Sejak hari itu Robin resmi menjadi teman dekat Bara. Pertemanan ini memang benar-benar mendatangkan pengaruh yang positif bagi mereka berdua. Robin datang ke rumah Bara setiap tiga kali seminggu untuk belajar dengan Ibu Bara, Nirmala.
“Wow, jadi Ibu kamu sampai berhenti kerja dari kantornya supaya bisa bantu kamu belajar Bar?”
Ini adalah hari pertama mereka belajar bersama. Sambil menunggu Nirmala bersiap-siap, Robin terkejut mendengar cerita dari Bara tentang betapa besarnya pengorbanan sang Ibu agar bisa berfokus membantu anaknya.

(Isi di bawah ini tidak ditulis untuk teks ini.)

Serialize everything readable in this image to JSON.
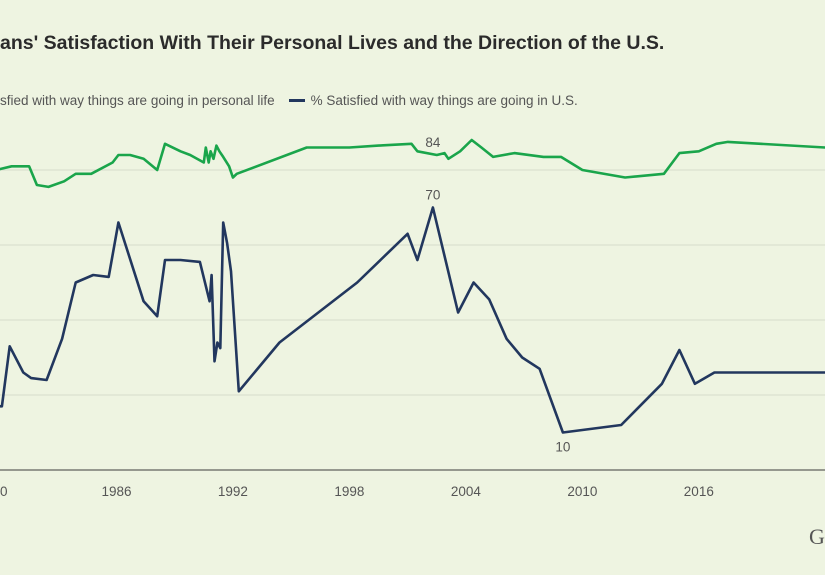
{
  "chart_data": {
    "type": "line",
    "title": "ans' Satisfaction With Their Personal Lives and the Direction of the U.S.",
    "xlabel": "",
    "ylabel": "",
    "xlim": [
      1980,
      2022.5
    ],
    "ylim": [
      0,
      100
    ],
    "y_ticks": [
      0,
      20,
      40,
      60,
      80,
      100
    ],
    "x_ticks": [
      "0",
      "1986",
      "1992",
      "1998",
      "2004",
      "2010",
      "2016"
    ],
    "x_tick_values": [
      1980,
      1986,
      1992,
      1998,
      2004,
      2010,
      2016
    ],
    "grid": true,
    "legend_position": "top-left",
    "series": [
      {
        "name": "sfied with way things are going in personal life",
        "color": "#1aa54b",
        "points": [
          [
            1979.8,
            80
          ],
          [
            1980.6,
            81
          ],
          [
            1981.5,
            81
          ],
          [
            1981.9,
            76
          ],
          [
            1982.5,
            75.5
          ],
          [
            1983.3,
            77
          ],
          [
            1983.9,
            79
          ],
          [
            1984.7,
            79
          ],
          [
            1985.8,
            82
          ],
          [
            1986.1,
            84
          ],
          [
            1986.7,
            84
          ],
          [
            1987.4,
            83
          ],
          [
            1988.1,
            80
          ],
          [
            1988.5,
            87
          ],
          [
            1989.3,
            85
          ],
          [
            1989.8,
            84
          ],
          [
            1990.5,
            82
          ],
          [
            1990.6,
            86
          ],
          [
            1990.75,
            82
          ],
          [
            1990.85,
            85
          ],
          [
            1991.0,
            83
          ],
          [
            1991.15,
            86.5
          ],
          [
            1991.3,
            85
          ],
          [
            1991.5,
            83.5
          ],
          [
            1991.8,
            81
          ],
          [
            1992.0,
            78
          ],
          [
            1992.2,
            79
          ],
          [
            1995.8,
            86
          ],
          [
            1998.0,
            86
          ],
          [
            1999.5,
            86.5
          ],
          [
            2001.2,
            87
          ],
          [
            2001.5,
            85
          ],
          [
            2002.5,
            84
          ],
          [
            2002.9,
            84.5
          ],
          [
            2003.1,
            83
          ],
          [
            2003.7,
            85
          ],
          [
            2004.3,
            88
          ],
          [
            2004.8,
            86
          ],
          [
            2005.4,
            83.5
          ],
          [
            2006.5,
            84.5
          ],
          [
            2008.0,
            83.5
          ],
          [
            2008.9,
            83.5
          ],
          [
            2010.0,
            80
          ],
          [
            2012.2,
            78
          ],
          [
            2014.2,
            79
          ],
          [
            2015.0,
            84.5
          ],
          [
            2016.0,
            85
          ],
          [
            2016.9,
            87
          ],
          [
            2017.5,
            87.5
          ],
          [
            2022.5,
            86
          ]
        ]
      },
      {
        "name": "% Satisfied with way things are going in U.S.",
        "color": "#22375e",
        "points": [
          [
            1979.8,
            17
          ],
          [
            1980.1,
            17
          ],
          [
            1980.5,
            33
          ],
          [
            1981.2,
            26
          ],
          [
            1981.6,
            24.5
          ],
          [
            1982.4,
            24
          ],
          [
            1983.2,
            35
          ],
          [
            1983.9,
            50
          ],
          [
            1984.8,
            52
          ],
          [
            1985.6,
            51.5
          ],
          [
            1986.1,
            66
          ],
          [
            1987.4,
            45
          ],
          [
            1988.1,
            41
          ],
          [
            1988.5,
            56
          ],
          [
            1989.3,
            56
          ],
          [
            1990.3,
            55.5
          ],
          [
            1990.8,
            45
          ],
          [
            1990.9,
            52
          ],
          [
            1991.05,
            29
          ],
          [
            1991.2,
            34
          ],
          [
            1991.35,
            32.5
          ],
          [
            1991.5,
            66
          ],
          [
            1991.7,
            60.5
          ],
          [
            1991.9,
            53
          ],
          [
            1992.3,
            21
          ],
          [
            1994.4,
            34
          ],
          [
            1998.4,
            50
          ],
          [
            2001.0,
            63
          ],
          [
            2001.5,
            56
          ],
          [
            2002.3,
            70
          ],
          [
            2003.6,
            42
          ],
          [
            2004.4,
            50
          ],
          [
            2005.2,
            45.5
          ],
          [
            2006.1,
            35
          ],
          [
            2006.9,
            30
          ],
          [
            2007.8,
            27
          ],
          [
            2009.0,
            10
          ],
          [
            2012.0,
            12
          ],
          [
            2014.1,
            23
          ],
          [
            2015.0,
            32
          ],
          [
            2015.8,
            23
          ],
          [
            2016.8,
            26
          ],
          [
            2017.5,
            26
          ],
          [
            2022.5,
            26
          ]
        ]
      }
    ],
    "annotations": [
      {
        "id": "annotation-84",
        "text": "84",
        "x": 2002.3,
        "y": 84,
        "anchor": "above"
      },
      {
        "id": "annotation-70",
        "text": "70",
        "x": 2002.3,
        "y": 70,
        "anchor": "above"
      },
      {
        "id": "annotation-10",
        "text": "10",
        "x": 2009.0,
        "y": 10,
        "anchor": "below"
      }
    ]
  },
  "brand": {
    "text": "G"
  }
}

“Iya, soalnya dari dulu aku gak pernah cocok sama guru-guru les yang dipilih bapak. Ada yang terlalu galak, ada yang terlalu lembek, ada yang ngebosenin, dan ada yang terlalu sensitif. Kayaknya cuman Ibu deh satu-satunya orang yang bisa aku dengerin. Tapi dulu dia sering pulang kerja sampai malam, jadi gak punya cukup waktu untuk bantuin aku. Makanya dia sampai harus berhenti kerja.” Terdengar jelas nada bersalah dari suara Bara yang merasa bertanggung jawab karena telah membuat Ibunya sampai harus mengorbankan karirnya agar bisa fokus membantu anaknya yang memang agak unik ini.
“Wah aku jadi makin gak sabar pengen ketemu Ibumu. Emangnya dulu Ibumu kerjanya apa sampe sering pulang malam?” Robin merasa sangat kagum mendengar cerita Bara tentang Nirmala.
“Iya dong. Ibunya siapa dulu? Hahahaha. Dulu Ibuku itu Dokter. Jadi kadang harus lembur sampai malam kalau ada pasien emergency di rumah sakit.” Pujian Robin membuat Bara kembali merasa bersemangat disertai rasa bangga yang tiada tara.
“Woww.” Robin tak henti-hentinya merasa kagum akan Nirmala, sosok yang akan segera Ia temui sebentar lagi.
Tak lama kemudian pintu kamar Bara terbuka.